A model home with the Braeburn plan includes these upgrades: a Thermador appliance package; an elevator by Savaria, with stops on all floors; 7.5-inch engineered hardwood flooring on all levels; a wet bar in the loft; an Astria fireplace by Paris Lights in the living room; and an epoxy floor in the garage.

“We were stoked to see the elevator space could be walk-in storage on every floor, which we intend to use,” Smith said.

Early plans call for creating a mud room, with room for a bench and dog equipment, on the entry level and additional pantry space on the main level.

“It feels like I’m living in a hotel right now,” Smith said. “It’s so spacious and all brand new and sparkly, with no scratches on the walls yet.”

Nearby: From the Townes at Grosvenor Place, it’s a 15-minute walk to Rock Creek Trail, at Franklin Street and Beach Drive; a seven-minute drive to the Music Center at Strathmore; and a seven-minute drive to the Pike and Rose shopping center.

Schools: Ashburton elementary, North Bethesda middle, Walter Johnson high

Transit: The community is about a half-hour drive from Dulles International Airport and about a 10-to-15-minute walk from the Grosvenor-Strathmore Metro station, on the Red Line. Metro bus service is available along Grosvenor Place and Tuckerman Lane.

The roofdeck offers views of the tree conservation area. (Benjamin C Tankersley for The Washington Post)

The Townes at Grosvenor Place

10296 Grosvenor Pl., North Bethesda, Md.

Base prices for the 46 townhouses range from $999,000 to $1.3 million.

Features: Standard features include four finished levels with nine-foot ceilings; a fourth floor with a bedroom, full bathroom and a terrace; a Bosch kitchen appliance package; quartz countertops in the kitchen and bathrooms; five-inch-wide engineered hardwood hickory flooring on the entry and main levels; crown molding in areas of the main and entry levels; oak stairs with white risers, Craftsman-style railings and white balustrades on the entry and main levels; Kohler Forté chrome fixtures with a rain showerhead and frameless shower door in the owner’s suite bathroom; and a finished two-car garage with decorative pavers in the alleys and driveways.

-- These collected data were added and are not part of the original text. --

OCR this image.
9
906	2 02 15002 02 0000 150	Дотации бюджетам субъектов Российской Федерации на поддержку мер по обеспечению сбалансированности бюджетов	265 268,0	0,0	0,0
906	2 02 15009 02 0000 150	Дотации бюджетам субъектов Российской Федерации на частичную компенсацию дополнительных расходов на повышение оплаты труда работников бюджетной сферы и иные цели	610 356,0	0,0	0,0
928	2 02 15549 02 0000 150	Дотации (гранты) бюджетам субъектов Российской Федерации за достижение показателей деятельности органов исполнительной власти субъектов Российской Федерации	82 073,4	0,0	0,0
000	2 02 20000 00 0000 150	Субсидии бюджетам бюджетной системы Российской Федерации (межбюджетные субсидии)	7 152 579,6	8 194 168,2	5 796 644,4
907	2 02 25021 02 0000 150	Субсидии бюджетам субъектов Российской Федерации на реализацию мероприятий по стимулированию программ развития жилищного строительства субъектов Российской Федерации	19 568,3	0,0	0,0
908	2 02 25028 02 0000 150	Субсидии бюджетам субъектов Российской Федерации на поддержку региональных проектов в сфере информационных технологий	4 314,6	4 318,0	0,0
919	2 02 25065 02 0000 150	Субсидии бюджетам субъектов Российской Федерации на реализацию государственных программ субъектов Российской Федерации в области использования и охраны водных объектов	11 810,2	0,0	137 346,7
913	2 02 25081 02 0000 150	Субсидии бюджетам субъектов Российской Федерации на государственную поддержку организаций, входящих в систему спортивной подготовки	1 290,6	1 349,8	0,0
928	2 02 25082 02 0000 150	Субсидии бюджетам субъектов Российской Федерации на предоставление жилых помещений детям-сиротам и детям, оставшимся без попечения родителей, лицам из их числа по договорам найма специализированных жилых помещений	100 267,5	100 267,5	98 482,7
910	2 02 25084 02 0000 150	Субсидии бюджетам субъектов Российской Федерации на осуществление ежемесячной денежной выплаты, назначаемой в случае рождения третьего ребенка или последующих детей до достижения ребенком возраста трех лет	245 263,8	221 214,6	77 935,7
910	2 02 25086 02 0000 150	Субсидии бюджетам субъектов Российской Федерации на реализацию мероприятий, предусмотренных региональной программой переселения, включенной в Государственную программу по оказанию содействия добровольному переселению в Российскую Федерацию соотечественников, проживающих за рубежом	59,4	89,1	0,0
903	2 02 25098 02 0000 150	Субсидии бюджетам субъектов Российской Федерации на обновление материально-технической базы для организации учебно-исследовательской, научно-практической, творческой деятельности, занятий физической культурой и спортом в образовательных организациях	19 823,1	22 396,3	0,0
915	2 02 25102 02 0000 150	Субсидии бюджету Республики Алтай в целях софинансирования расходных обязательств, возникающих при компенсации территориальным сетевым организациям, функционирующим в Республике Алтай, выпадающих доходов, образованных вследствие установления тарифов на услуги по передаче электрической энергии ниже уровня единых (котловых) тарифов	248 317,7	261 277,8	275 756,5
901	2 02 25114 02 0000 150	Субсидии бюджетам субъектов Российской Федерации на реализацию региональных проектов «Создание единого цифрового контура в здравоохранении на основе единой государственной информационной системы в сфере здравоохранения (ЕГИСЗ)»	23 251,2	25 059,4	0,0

The neighborhood has landscaped open green spaces with park benches, and the tree conservation area offers serene views from the upper floors.

The Braeburn offers a choice of two standard layouts on the main level. One places the kitchen between the dining and living rooms. In the other, the kitchen is toward the rear, near a balcony deck, and the living-dining area presents as one open, flexible space. The Dellwood floor plan comes standard with an entry-level bedroom and full bathroom. The other floor plans have entry-level dens with optional French doors or semisolid double doors and a powder room, with a full bamthroom option.